(fil-fax 19/11/13)
La future liste de l’UMP et du centre à Dieppe qui sera emmenée par André Gautier, conseiller municipal UMP d’opposition depuis 2008, vient d’entrer en campagne dans la cité de Jehan Ango en agitant le thème du « déclin » et du son « manque d’attractivité » d’une ville que dirige le maire communiste Sébastien Jumel. Au cours d’une réunion publique où il a été parrainé par les plus importants responsables de la droite et du centre en Haute-Normandie : Bruno Le Maire, ancien ministre de Nicolas Sarkozy, Antoine Rufenacht, l’ancien maire UMP du Havre, ou encore Catherine Morin-Desailly, sénatrice UDI.
L’UMP dieppoise rêve d’une revanche sur sa défaite de 2008 qui avait été provoquée en grande partie par la division en son sein, et plus particulièrement au sein de la famille gaulliste. Deux listes s’étaient opposées: celle du maire sortant, Edouard Leveau passé au CNI, et celle de Jean Bazin, qui bénéficiait de l’investiture de l’UMP. L’UDI a officiellement rejoint l’UMP mais l’horizon politique n’est pas pour autant totalement éclairci pour la droite avec le ralliement du conseiller municipal centriste Patrick Hoornaert à la liste Unis pour Dieppe, animé par le DVG Bernard Brubion et le PS. Le contexte est d’autant plus complexe que plusieurs acteurs économiques, à commencer par le président de la CCI, Dominique Garçonnet, s’affichent volontiers aux côtés de M. Brubion et de l’association Unis pour Dieppe.

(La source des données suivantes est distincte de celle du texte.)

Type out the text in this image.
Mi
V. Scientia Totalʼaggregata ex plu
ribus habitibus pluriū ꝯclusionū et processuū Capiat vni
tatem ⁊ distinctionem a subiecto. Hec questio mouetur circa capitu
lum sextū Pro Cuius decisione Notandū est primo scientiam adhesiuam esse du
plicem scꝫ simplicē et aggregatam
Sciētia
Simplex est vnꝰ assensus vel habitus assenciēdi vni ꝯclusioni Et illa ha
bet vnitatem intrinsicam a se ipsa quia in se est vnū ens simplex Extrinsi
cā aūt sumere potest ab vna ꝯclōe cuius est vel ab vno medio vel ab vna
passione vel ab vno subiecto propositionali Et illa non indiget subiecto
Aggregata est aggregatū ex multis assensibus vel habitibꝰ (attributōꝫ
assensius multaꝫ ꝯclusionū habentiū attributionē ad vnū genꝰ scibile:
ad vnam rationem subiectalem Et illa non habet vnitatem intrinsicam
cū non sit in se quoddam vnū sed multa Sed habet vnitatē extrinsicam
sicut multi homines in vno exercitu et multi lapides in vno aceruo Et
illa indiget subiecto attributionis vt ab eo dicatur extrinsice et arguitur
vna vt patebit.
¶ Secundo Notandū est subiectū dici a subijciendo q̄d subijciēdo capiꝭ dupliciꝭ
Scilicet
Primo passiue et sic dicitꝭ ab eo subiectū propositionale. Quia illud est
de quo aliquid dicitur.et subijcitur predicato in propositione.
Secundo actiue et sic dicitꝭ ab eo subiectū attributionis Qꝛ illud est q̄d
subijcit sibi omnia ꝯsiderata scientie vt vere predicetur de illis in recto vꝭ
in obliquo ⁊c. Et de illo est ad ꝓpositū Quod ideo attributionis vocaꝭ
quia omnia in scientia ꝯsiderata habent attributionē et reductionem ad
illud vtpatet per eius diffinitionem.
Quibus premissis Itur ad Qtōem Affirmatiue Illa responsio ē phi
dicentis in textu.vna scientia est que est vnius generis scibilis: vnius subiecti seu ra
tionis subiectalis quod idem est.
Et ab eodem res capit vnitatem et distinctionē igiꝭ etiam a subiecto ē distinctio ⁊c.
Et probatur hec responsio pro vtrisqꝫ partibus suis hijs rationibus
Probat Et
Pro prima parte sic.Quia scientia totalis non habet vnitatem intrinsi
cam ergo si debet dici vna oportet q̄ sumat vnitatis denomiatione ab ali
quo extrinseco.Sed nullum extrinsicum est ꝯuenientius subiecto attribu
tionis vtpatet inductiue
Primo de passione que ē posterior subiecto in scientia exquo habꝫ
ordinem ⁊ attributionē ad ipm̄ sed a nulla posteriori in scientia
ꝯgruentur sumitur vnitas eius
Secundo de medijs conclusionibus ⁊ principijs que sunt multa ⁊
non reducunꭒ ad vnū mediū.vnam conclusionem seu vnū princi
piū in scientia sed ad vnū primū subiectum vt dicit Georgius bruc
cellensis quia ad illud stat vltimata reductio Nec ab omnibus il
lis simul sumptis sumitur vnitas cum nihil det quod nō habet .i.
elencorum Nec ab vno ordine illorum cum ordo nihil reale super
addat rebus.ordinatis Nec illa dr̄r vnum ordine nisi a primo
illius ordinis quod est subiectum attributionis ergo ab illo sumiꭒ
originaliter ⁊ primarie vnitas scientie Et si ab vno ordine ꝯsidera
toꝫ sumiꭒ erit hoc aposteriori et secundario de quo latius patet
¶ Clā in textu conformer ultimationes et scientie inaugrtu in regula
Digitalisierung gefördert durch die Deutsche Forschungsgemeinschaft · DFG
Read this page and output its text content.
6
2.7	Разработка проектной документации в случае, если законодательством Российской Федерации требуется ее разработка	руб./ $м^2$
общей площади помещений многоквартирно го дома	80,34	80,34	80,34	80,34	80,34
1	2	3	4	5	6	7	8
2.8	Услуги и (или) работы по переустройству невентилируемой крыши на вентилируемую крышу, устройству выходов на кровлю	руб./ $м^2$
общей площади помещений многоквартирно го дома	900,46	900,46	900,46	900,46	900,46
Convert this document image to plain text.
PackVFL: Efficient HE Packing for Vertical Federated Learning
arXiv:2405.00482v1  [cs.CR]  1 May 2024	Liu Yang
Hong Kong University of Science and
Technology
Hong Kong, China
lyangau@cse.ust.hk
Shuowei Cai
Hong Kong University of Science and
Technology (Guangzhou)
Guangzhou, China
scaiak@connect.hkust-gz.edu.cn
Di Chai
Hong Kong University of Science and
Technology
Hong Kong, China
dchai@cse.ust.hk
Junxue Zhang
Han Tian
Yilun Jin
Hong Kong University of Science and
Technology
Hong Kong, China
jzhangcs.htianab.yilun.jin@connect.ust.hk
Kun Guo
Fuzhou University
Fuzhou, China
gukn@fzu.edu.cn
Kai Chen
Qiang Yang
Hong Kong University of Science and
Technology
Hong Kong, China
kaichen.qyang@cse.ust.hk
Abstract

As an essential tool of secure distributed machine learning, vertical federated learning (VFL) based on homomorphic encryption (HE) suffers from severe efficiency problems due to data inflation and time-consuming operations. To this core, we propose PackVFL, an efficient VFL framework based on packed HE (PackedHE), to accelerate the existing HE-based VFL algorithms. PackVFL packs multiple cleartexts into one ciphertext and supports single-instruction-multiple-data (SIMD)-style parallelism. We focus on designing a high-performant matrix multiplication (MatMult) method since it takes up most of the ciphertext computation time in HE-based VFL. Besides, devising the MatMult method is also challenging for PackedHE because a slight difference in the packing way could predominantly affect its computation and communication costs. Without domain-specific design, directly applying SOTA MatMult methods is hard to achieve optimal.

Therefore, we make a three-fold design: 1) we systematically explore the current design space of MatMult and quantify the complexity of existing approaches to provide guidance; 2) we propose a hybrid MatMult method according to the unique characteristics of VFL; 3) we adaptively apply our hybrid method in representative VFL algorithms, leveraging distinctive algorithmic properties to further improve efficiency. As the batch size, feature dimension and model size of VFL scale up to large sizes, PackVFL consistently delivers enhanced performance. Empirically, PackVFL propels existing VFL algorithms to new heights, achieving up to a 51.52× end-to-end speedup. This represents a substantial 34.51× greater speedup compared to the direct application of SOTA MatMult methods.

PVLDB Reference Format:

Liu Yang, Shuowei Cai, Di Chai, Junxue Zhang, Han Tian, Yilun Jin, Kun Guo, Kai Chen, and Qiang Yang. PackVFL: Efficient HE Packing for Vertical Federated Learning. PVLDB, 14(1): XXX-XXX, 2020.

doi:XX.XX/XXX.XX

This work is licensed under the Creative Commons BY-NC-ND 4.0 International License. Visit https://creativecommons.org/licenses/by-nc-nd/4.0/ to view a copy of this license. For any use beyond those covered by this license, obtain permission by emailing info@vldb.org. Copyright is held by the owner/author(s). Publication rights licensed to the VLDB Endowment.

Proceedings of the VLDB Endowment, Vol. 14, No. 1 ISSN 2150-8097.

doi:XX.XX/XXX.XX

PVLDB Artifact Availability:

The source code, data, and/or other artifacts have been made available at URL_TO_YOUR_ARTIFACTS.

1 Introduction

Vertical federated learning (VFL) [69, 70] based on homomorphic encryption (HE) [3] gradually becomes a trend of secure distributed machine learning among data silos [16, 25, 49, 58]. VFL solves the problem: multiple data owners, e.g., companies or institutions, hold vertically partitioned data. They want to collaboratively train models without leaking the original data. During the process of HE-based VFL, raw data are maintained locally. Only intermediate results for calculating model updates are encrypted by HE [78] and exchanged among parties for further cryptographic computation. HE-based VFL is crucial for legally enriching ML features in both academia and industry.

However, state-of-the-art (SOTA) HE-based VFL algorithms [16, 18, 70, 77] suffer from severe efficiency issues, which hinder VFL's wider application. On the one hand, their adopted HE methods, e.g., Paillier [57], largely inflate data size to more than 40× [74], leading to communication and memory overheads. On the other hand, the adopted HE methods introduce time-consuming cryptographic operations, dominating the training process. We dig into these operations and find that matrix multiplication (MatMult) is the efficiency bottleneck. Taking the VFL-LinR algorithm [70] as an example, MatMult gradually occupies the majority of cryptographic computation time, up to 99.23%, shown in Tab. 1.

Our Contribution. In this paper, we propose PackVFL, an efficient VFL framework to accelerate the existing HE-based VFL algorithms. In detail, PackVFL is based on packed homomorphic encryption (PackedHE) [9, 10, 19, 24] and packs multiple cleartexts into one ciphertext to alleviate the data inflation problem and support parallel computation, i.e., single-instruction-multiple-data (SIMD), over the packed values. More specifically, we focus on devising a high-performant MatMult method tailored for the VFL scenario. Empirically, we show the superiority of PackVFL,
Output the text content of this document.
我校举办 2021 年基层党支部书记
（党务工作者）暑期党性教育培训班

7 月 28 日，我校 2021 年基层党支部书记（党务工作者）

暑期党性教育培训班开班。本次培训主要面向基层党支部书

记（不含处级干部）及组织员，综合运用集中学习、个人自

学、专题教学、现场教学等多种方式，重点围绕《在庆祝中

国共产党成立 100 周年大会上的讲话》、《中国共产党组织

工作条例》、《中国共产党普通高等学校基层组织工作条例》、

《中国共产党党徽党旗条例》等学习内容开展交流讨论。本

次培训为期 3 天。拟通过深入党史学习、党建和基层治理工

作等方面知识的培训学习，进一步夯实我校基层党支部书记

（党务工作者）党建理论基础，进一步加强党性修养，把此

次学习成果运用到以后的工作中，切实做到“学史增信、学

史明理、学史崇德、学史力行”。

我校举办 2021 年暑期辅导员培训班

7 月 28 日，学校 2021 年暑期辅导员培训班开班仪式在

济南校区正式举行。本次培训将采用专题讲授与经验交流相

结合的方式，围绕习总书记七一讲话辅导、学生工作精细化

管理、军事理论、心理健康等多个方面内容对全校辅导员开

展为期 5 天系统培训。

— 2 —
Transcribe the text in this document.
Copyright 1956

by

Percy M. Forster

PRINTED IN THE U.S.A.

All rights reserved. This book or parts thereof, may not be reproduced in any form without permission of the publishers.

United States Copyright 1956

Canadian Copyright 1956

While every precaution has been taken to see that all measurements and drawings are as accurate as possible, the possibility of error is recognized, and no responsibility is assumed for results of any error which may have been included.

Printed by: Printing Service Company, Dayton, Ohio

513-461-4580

Pour ouvrir sa campagne, M. Gautier a dirigé ses flèches vers le maire sortant et plus largement vers une « gestion PC/PS », sans insister pour autant sur les divisions qui minent la gauche à Dieppe. Pour lui, le « déclin » de Dieppe est visible par sa « perte d’habitants (…) symptomatique d’un manque d’attractivité ». La première raison est « une réalité fiscale ». Pour sa première réunion publique, il a donc annoncé une première mesure s’il était élu : « Il faudra baisser les impôts. Et nous baisserons les impôts ! ». Pour réussir il prône une « mutualisation des dépenses » entre la ville et l’agglomération de Dieppe-Maritime. Attaquant la politique municipale actuelle il s’est interrogé sur « une bonne politique sociale » qui « ne doit pas se résumer à la distribution de bons de la mairie et à la construction de logements sociaux ».
Abordant les questions économiques, André Gautier a à nouveau déploré l’abandon du projet de réacteur EPR à Penly par le gouvernement qui rend « la gauche locale complice de cette trahison et la disqualifie pour parler d’emploi à Dieppe ».